Saada: life-saving drops

#foreverychild, health

It is 9am and the health centre of Balbala 2, a peri-urban area of the capital Djibouti-city, is teeming with people. Some children play in the waiting room, even if the thermometer reads 30oC and there is no AC. Dressed in her gleaming green dress, Saada is ready for another big moment in her a short life: this four-month little girl is going to be vaccinated for the second time.

According to Djibouti’s routine Immunisation Calendar, at 6 weeks Saada should have received the first dose of Pentavalent, Polio, Pneumococcal and Rota-virus vaccines. The appointment had been set for the 2nd February 2015, but she missed it. Back then Kadra, her mother, was too busy. She has another child to take care of and no secure job; without a husband to support her, this 25 year old woman has plenty responsibilities over her shoulders…

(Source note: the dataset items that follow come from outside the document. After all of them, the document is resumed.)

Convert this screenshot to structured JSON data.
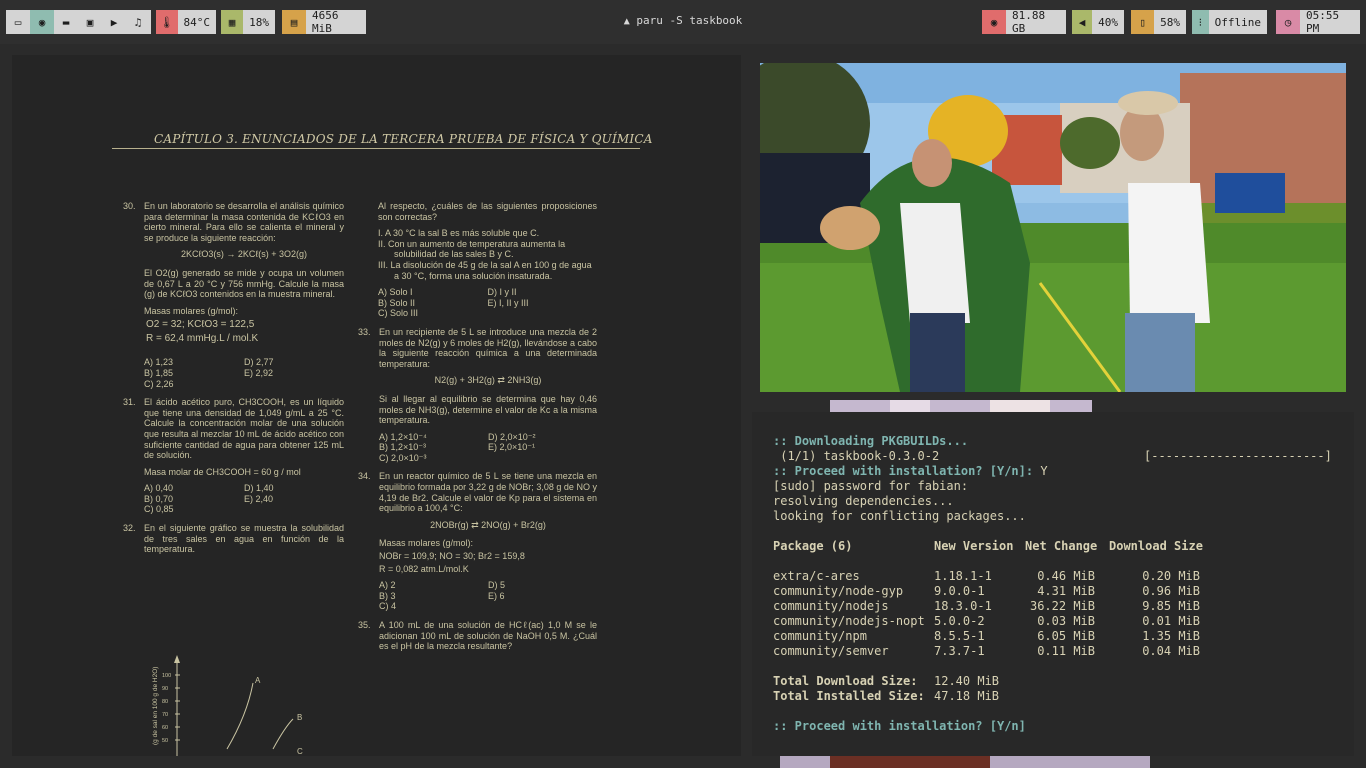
{
  "topbar": {
    "launcher_icons": [
      "terminal-icon",
      "browser-icon",
      "folder-icon",
      "monitor-icon",
      "youtube-icon",
      "music-icon"
    ],
    "temperature": "84°C",
    "cpu": "18%",
    "memory": "4656 MiB",
    "window_title": "paru -S taskbook",
    "disk": "81.88 GB",
    "volume": "40%",
    "battery": "58%",
    "network": "Offline",
    "clock": "05:55 PM",
    "colors": {
      "temp": "#e06c6c",
      "cpu": "#aab86a",
      "memory": "#d6a24a",
      "disk": "#e06c6c",
      "volume": "#aab86a",
      "battery": "#d6a24a",
      "network": "#8fbcb0",
      "clock": "#d98aa6"
    }
  },
  "pdf": {
    "chapter_header": "CAPÍTULO 3.  ENUNCIADOS DE LA TERCERA PRUEBA DE FÍSICA Y QUÍMICA",
    "q30": {
      "num": "30.",
      "text": "En un laboratorio se desarrolla el análisis químico para determinar la masa contenida de KCℓO3 en cierto mineral. Para ello se calienta el mineral y se produce la siguiente reacción:",
      "reaction": "2KCℓO3(s) → 2KCℓ(s) + 3O2(g)",
      "text2": "El O2(g) generado se mide y ocupa un volumen de 0,67 L a 20 °C y 756 mmHg. Calcule la masa (g) de KCℓO3 contenidos en la muestra mineral.",
      "molar_title": "Masas molares (g/mol):",
      "molar_values": "O2 = 32; KCℓO3 = 122,5",
      "r_value": "R = 62,4 mmHg.L / mol.K",
      "options": [
        "A) 1,23",
        "D) 2,77",
        "B) 1,85",
        "E) 2,92",
        "C) 2,26",
        ""
      ]
    },
    "q31": {
      "num": "31.",
      "text": "El ácido acético puro, CH3COOH, es un líquido que tiene una densidad de 1,049 g/mL a 25 °C. Calcule la concentración molar de una solución que resulta al mezclar 10 mL de ácido acético con suficiente cantidad de agua para obtener 125 mL de solución.",
      "molar": "Masa molar de CH3COOH = 60 g / mol",
      "options": [
        "A) 0,40",
        "D) 1,40",
        "B) 0,70",
        "E) 2,40",
        "C) 0,85",
        ""
      ]
    },
    "q32": {
      "num": "32.",
      "text": "En el siguiente gráfico se muestra la solubilidad de tres sales en agua en función de la temperatura.",
      "y_axis_label": "(g de sal en 100 g de H2O)",
      "y_ticks": [
        "100",
        "90",
        "80",
        "70",
        "60",
        "50"
      ],
      "curve_labels": [
        "A",
        "B",
        "C"
      ]
    },
    "q32_cont": {
      "text": "Al respecto, ¿cuáles de las siguientes proposiciones son correctas?",
      "statements": [
        "I.   A 30 °C la sal B es más soluble que C.",
        "II.  Con un aumento de temperatura aumenta la solubilidad de las sales B y C.",
        "III. La disolución de 45 g de la sal A en 100 g de agua a 30 °C, forma una solución insaturada."
      ],
      "options": [
        "A) Solo I",
        "D) I y II",
        "B) Solo II",
        "E) I, II y III",
        "C) Solo III",
        ""
      ]
    },
    "q33": {
      "num": "33.",
      "text": "En un recipiente de 5 L se introduce una mezcla de 2 moles de N2(g) y 6 moles de H2(g), llevándose a cabo la siguiente reacción química a una determinada temperatura:",
      "reaction": "N2(g) + 3H2(g) ⇄ 2NH3(g)",
      "text2": "Si al llegar al equilibrio se determina que hay 0,46 moles de NH3(g), determine el valor de Kc a la misma temperatura.",
      "options": [
        "A) 1,2×10⁻⁴",
        "D) 2,0×10⁻²",
        "B) 1,2×10⁻³",
        "E) 2,0×10⁻¹",
        "C) 2,0×10⁻³",
        ""
      ]
    },
    "q34": {
      "num": "34.",
      "text": "En un reactor químico de 5 L se tiene una mezcla en equilibrio formada por 3,22 g de NOBr; 3,08 g de NO y 4,19 de Br2. Calcule el valor de Kp para el sistema en equilibrio a 100,4 °C:",
      "reaction": "2NOBr(g) ⇄ 2NO(g) + Br2(g)",
      "molar_title": "Masas molares (g/mol):",
      "molar_values": "NOBr = 109,9; NO = 30; Br2 = 159,8",
      "r_value": "R = 0,082 atm.L/mol.K",
      "options": [
        "A) 2",
        "D) 5",
        "B) 3",
        "E) 6",
        "C) 4",
        ""
      ]
    },
    "q35": {
      "num": "35.",
      "text": "A 100 mL de una solución de HCℓ(ac) 1,0 M se le adicionan 100 mL de solución de NaOH 0,5 M. ¿Cuál es el pH de la mezcla resultante?"
    }
  },
  "terminal": {
    "line1": ":: Downloading PKGBUILDs...",
    "line2": " (1/1) taskbook-0.3.0-2",
    "progress": "[------------------------]",
    "line3_prompt": ":: Proceed with installation? [Y/n]:",
    "line3_answer": "Y",
    "line4": "[sudo] password for fabian:",
    "line5": "resolving dependencies...",
    "line6": "looking for conflicting packages...",
    "table_headers": [
      "Package (6)",
      "New Version",
      "Net Change",
      "Download Size"
    ],
    "packages": [
      [
        "extra/c-ares",
        "1.18.1-1",
        "0.46 MiB",
        "0.20 MiB"
      ],
      [
        "community/node-gyp",
        "9.0.0-1",
        "4.31 MiB",
        "0.96 MiB"
      ],
      [
        "community/nodejs",
        "18.3.0-1",
        "36.22 MiB",
        "9.85 MiB"
      ],
      [
        "community/nodejs-nopt",
        "5.0.0-2",
        "0.03 MiB",
        "0.01 MiB"
      ],
      [
        "community/npm",
        "8.5.5-1",
        "6.05 MiB",
        "1.35 MiB"
      ],
      [
        "community/semver",
        "7.3.7-1",
        "0.11 MiB",
        "0.04 MiB"
      ]
    ],
    "total_download_label": "Total Download Size:",
    "total_download_value": "12.40 MiB",
    "total_installed_label": "Total Installed Size:",
    "total_installed_value": "47.18 MiB",
    "final_prompt": ":: Proceed with installation? [Y/n]"
  }
}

Kadra is well aware that she must vaccinate her children. She learned about the importance of vaccination through the work of the community health workers and influential community workers who conduct door-to-door sensitization in her neighborhood.

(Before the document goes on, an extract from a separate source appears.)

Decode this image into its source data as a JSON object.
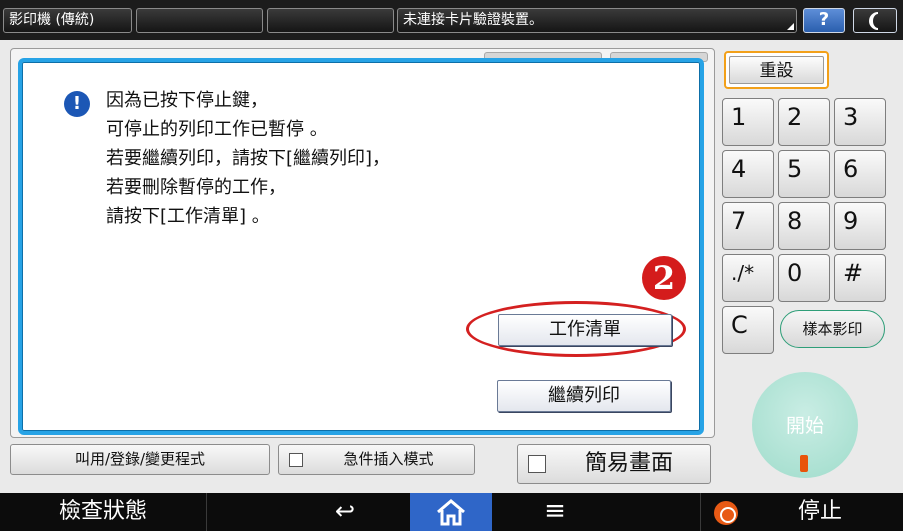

She also heard about it on the national TV channel and radio, in ongoing sensitization programs organized by the Ministry of Health with UNICEF support. “Health is one of the most precious things”, she says in a soft but firm voice. However, like many other caregivers, she continues to miss out some appointments. According to the results of a national survey on the immunization coverage released in December 2014, the measles coverage for children aged 0–11 months is 71.2 per cent but increases to 83.1 per cent within the age group 12–23 months — showing that many families still do not understand that it is important to follow the vaccination schedule.

Increasing the demand

Every day on average about 30 mothers and babies come to Balbala 2 health centre to be vaccinated. However, the coverage rate is still below ideal levels. According to national survey on the immunisation coverage, the percentage of children fully immunised rose from 72.9 per cent to 82.7 per cent between 2008 and 2014 but these figures hide serious disparities. Last year nearly three out of ten children living in rural areas still missed out on basic vaccines that could mean the difference between life and death. While 93 per cent children aged 0–11 months have received the first dose of Penta vaccine, only 86.1 per cent return for the second dose and 78 per cent for the third dose.

For this reason UNICEF continues working with WHO, the National Immunisation Program and the Department of Health Promotion to raise awareness and increase the demand for immunisation services. Door-to-door sensitisation, posters, TV and radio spots and round-tables are used to disseminate key messages, hoping that more and more children can have access to these life-saving drops.